Der Zivilist - Bauer, Magd und Mägdekind - sitzt im Partisanenkrieg exakt in der Schusslinie zweier Fronten. Dies schärfer herausgearbeitet und sauberer belegt zu haben als alle Historiker vor ihm, ist das Verdienst Bogdan Musials, dessen Werke dem Leser regelmäßig die Schuppen von den Augen pusten.

"Die beiden Parteien verfahren nach dem Prinzip ‚Wer nicht für mich ist, ist gegen mich’. Aus deutscher Sicht waren die Bewohner der Partisanenzonen vogelfrei, gleichgültig, ob sie die Partisanen unterstützten oder nicht. Ähnlich behandelten die Partisanen die Bewohner der Gebiete, die sie nicht kontrollierten. Im November 1942 klagte der Sowjetkommissar der weißrussischen Diversionsbrigade: ‚Die Partisanen kompromittieren sich in den Augen der Bevölkerung als eine Plündererbande, denn sie marodieren, begehen Diebstähle und erschießen Zivilisten im betrunkenen Zustand.’ Ihnen blieb nach der Zerschlagung der sowjetischen Macht nichts weiter übrig, als sich vor dem Verhungern durch Plünderungen zu retten und an den weißrussischen Bauern zu rächen, weil diese sich geweigert hatten, für Kommunisten und Juden zu sterben und die Truppen des großen Deutschland WILLKOMMEN geheißen hatten."
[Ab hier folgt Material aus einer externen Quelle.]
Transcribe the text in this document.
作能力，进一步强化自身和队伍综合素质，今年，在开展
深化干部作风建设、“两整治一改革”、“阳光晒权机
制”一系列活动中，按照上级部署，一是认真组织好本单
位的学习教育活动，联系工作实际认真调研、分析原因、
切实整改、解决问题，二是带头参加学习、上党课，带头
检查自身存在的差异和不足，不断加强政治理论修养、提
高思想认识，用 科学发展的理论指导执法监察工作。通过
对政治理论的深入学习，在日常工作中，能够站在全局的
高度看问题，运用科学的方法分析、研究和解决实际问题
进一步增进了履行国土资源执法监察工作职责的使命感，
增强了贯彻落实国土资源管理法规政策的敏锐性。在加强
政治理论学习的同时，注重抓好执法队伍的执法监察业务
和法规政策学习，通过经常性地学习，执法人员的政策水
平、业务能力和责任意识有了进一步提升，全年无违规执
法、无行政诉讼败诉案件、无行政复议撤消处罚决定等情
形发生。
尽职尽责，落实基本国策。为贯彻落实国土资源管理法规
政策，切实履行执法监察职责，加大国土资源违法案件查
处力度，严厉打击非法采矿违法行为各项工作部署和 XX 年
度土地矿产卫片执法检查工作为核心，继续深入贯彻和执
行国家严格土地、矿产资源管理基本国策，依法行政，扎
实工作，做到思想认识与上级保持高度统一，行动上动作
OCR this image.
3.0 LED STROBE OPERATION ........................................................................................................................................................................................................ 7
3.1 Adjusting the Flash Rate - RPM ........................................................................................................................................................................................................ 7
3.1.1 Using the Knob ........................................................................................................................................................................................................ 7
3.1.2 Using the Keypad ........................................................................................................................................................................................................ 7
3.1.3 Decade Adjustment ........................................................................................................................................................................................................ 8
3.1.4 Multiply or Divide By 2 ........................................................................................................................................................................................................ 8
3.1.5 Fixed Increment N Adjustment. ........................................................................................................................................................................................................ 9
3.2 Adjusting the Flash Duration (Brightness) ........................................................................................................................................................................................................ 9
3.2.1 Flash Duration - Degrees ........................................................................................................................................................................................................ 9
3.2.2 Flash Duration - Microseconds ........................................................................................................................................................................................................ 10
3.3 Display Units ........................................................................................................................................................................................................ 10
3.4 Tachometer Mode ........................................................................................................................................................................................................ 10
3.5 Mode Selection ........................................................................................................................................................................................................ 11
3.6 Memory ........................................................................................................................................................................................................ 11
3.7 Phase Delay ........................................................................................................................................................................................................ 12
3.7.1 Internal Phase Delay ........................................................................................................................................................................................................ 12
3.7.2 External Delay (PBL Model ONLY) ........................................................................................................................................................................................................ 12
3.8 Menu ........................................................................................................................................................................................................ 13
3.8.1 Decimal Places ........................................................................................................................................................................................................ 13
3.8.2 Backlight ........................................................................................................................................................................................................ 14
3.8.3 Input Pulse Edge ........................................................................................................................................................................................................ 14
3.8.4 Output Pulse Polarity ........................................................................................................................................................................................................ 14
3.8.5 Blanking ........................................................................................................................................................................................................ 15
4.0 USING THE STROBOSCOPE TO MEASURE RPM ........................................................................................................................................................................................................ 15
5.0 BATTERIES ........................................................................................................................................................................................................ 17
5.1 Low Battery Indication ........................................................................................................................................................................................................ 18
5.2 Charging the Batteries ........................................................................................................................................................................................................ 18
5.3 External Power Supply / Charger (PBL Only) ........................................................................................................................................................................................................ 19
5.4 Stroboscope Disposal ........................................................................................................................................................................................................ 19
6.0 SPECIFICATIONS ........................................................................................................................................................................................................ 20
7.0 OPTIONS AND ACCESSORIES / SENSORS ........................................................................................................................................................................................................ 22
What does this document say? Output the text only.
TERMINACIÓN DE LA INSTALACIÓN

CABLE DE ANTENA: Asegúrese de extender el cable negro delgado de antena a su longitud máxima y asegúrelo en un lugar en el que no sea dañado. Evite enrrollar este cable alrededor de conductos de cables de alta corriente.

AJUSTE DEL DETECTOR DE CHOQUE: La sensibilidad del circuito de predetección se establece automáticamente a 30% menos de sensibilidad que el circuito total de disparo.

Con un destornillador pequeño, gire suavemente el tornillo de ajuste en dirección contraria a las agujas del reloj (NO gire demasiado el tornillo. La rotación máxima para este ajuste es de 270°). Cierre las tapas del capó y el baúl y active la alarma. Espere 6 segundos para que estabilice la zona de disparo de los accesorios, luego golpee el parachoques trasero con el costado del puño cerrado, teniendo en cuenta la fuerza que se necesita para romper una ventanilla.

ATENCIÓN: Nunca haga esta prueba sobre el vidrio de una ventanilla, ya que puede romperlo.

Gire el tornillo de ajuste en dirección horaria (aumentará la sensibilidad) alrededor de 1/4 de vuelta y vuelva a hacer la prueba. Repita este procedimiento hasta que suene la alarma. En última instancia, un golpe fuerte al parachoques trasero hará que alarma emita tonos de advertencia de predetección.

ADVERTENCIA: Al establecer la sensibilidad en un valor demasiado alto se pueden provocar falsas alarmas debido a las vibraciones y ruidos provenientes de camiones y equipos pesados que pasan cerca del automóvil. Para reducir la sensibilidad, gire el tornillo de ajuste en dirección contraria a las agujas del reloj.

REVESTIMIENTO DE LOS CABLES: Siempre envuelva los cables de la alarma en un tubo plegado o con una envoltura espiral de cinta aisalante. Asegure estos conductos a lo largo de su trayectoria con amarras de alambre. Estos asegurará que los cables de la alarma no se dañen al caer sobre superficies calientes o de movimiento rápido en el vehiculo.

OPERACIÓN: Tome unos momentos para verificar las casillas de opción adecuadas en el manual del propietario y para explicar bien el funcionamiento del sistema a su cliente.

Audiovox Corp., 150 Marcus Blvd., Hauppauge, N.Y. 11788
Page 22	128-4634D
Die Schändlichkeiten der Wehrmacht in Russland im Allgemeinen und bei der Partisanenabwehr im Besonderen werden hierzulande jedem Schulkind und Fernsehgucker genügend drastisch eingepaukt, dass sich die Frage erübrigt, wer dieser Partisan denn eigentlich ist. Ein heimatliebendes Opfer deutscher Schlächter, was sonst! Erstens richtig, zweitens falsch. Denn ‚sonst’ ist er noch ein heimatliebender Schlächter seiner eigenen Mitbürger. Das geht übereinstimmend aus sowjetischen wie deutschen Militärquellen hervor. Die deutschen melden:

"In den von deutschen Truppen nicht belegten Ortschaften erschießen sie die von uns eingesetzten Bürgermeister, Verwaltungsorgane und Ordnungsdienstmänner mitsamt ihren Familien. Die Angehörigen der Bürgermeister und Ortsschulzen werden von den Partisanen in Ställe gesperrt und bei lebendigem Leibe verbrannt."

Um dies zu quantifizieren, schreibt Musial:

"Nach einem Bericht des weißrussischen Stabes vernichteten die sowjetischen Partisanen in Weißrussland zwischen Juni 1941 und Januar 1944 exakt 17.431 Polizisten und Verräter. Bezeichnenderweise werden im Abschlußbericht für das Jahr 1944 keine Angaben über die getöteten Polizisten und Verräter mehr aufgeführt. Es ging dabei offensichtlich darum, das Ausmaß des angeblichen Verrats und der Kollaboration mit den deutschen Besatzern zu kaschieren."

Geschätzt wird, dass auf dem weißrussischen Territorium etwa 40.000 Einheimische in der Bezirksverwaltung tätig waren. Kalkuliert man die breiten Abrechnungen von 1944, die Familienangehörigen und das gesamte sowjetische Kriegsgebiet mit ein, so sind wohl weit über 100.000 russische Zivilleben zu beklagen. Die Zivilopfer des deutschen Antipartisanenkriegs in seinem Zentrum, Weißrussland, schätzt Musial auf zwischen 100.000- und 200.000. Dabei hielten sich die Wehrmachtsverluste in Grenzen:

"Ingesamt mögen es zwischen 6.000 und 7.000 gewesen sein."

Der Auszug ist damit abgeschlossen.